I agree. I think some folks do not appreciate the expense of depreciation. I am only doing it to supplement my regular income, so I am using my 2 year old daily driver. If I were to buy a car for the sole purpose of ubering full time, I would probably go with a 3 or 4 year old used corolla/sentra or something along those lines. I cannot imagine buying a new car to uber in. I think they offer a lease program in some markets, but I think you have to do a three year term. Sounds a lot like owing to the company store, considering that uber can control how much you charge. I would be terrified that they would cut the rates the week after I signed a lease deal for a prius.


----------



## marty (Jul 17, 2015)

Jeep Daddy said:


> Thanks for your input. I have an 06 Honda Civic Hybrid and get quite a few compliments too. It gets good mileage but I think the hybrid battery system is better in the Prius. I'm actually asking this question for my brother that is just starting out driving for Uber. He's starting by using his Jeep Liberty. I don't know what his mileage is but probably not anywhere near the 38-45 my Honda gets.
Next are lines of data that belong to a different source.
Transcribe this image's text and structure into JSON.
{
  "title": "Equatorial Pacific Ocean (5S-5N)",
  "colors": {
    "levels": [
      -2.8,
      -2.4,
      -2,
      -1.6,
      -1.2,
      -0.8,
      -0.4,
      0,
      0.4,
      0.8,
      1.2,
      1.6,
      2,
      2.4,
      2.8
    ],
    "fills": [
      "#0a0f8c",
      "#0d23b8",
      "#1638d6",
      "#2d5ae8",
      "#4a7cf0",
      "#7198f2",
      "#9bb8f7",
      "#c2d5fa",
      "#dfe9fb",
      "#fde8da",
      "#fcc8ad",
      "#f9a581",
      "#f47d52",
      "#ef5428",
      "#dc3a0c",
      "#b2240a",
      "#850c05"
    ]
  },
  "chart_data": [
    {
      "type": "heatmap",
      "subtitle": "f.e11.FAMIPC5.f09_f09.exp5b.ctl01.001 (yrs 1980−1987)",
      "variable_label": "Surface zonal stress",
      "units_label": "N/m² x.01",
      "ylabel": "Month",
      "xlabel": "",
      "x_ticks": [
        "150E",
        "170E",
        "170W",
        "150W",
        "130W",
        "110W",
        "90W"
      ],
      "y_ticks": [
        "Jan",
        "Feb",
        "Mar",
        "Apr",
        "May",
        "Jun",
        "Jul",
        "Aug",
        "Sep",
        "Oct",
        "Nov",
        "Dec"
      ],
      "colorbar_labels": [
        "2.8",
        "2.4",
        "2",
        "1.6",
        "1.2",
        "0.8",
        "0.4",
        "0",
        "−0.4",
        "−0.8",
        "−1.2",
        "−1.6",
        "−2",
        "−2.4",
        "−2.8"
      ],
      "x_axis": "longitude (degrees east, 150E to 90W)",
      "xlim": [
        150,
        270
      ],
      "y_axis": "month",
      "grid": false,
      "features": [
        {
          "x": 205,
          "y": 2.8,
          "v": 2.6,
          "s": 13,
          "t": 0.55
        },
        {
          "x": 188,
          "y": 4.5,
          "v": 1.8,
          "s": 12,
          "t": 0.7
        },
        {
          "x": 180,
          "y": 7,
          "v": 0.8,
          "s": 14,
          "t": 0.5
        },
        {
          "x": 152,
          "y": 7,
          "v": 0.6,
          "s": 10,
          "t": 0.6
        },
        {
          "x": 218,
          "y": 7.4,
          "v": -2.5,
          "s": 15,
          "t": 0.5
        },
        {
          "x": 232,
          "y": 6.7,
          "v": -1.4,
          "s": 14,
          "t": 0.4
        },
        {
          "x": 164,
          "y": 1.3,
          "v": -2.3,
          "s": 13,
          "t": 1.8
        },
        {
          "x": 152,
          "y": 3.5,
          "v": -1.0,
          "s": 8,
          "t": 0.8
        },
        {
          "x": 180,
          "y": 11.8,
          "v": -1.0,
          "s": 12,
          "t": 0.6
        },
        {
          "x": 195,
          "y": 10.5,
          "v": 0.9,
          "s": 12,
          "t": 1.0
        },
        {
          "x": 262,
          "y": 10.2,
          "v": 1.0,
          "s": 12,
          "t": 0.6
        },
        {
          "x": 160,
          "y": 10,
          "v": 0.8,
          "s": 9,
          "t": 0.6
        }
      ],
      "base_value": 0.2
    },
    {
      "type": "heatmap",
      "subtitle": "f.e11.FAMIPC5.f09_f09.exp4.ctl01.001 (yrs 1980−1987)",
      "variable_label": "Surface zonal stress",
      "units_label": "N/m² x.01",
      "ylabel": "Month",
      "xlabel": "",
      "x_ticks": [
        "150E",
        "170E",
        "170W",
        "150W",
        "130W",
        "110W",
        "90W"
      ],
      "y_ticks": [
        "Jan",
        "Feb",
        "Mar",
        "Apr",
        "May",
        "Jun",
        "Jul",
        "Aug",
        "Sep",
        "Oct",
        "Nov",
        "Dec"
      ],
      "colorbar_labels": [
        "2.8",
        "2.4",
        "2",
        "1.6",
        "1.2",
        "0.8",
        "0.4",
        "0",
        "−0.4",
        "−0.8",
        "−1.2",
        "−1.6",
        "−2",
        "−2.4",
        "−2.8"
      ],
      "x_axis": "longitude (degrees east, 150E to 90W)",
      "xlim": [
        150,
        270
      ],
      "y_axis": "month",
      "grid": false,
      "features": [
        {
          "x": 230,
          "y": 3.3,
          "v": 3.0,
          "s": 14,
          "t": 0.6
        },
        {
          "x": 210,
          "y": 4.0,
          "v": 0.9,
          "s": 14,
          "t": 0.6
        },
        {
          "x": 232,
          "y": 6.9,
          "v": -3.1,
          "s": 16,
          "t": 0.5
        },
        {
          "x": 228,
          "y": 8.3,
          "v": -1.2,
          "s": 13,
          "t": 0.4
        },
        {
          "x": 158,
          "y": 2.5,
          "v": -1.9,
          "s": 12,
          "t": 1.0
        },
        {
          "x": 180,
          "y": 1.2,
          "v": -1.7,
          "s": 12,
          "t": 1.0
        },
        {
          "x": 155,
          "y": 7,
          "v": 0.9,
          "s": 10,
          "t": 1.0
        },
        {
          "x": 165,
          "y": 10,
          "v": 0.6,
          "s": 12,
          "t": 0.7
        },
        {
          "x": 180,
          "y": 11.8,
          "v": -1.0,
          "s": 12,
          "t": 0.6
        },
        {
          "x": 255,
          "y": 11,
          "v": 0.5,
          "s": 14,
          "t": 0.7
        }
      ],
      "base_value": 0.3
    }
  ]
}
I drive a patriot, and I usually manage about 23-25 MPG.


----------



## UberLou (May 5, 2015)

lakesnake said:


> I use a 2011 Ford Fiesta Hatchback SES with black leather seats and trim. Riders are surprised to see leather in a small car. Handles well in traffic and in the rain. Freezing cold a/c, very important in Austin,Texas. A Focus might have been a larger option, but I'll wait and see.


You mean pleather? JK


----------



## Jimmy D (Jul 4, 2015)

It seems that Consumer Reports ranked the Prius V one of the most reliable cars out there. They started making them in 2012 model year. At 42 MPG in the city and an SUV storage area, it really is great. Under 100k miles it sells for $12 to $14K in auto trader. It should go 150k miles or more and one model even has reclining back seats. (model 5)


----------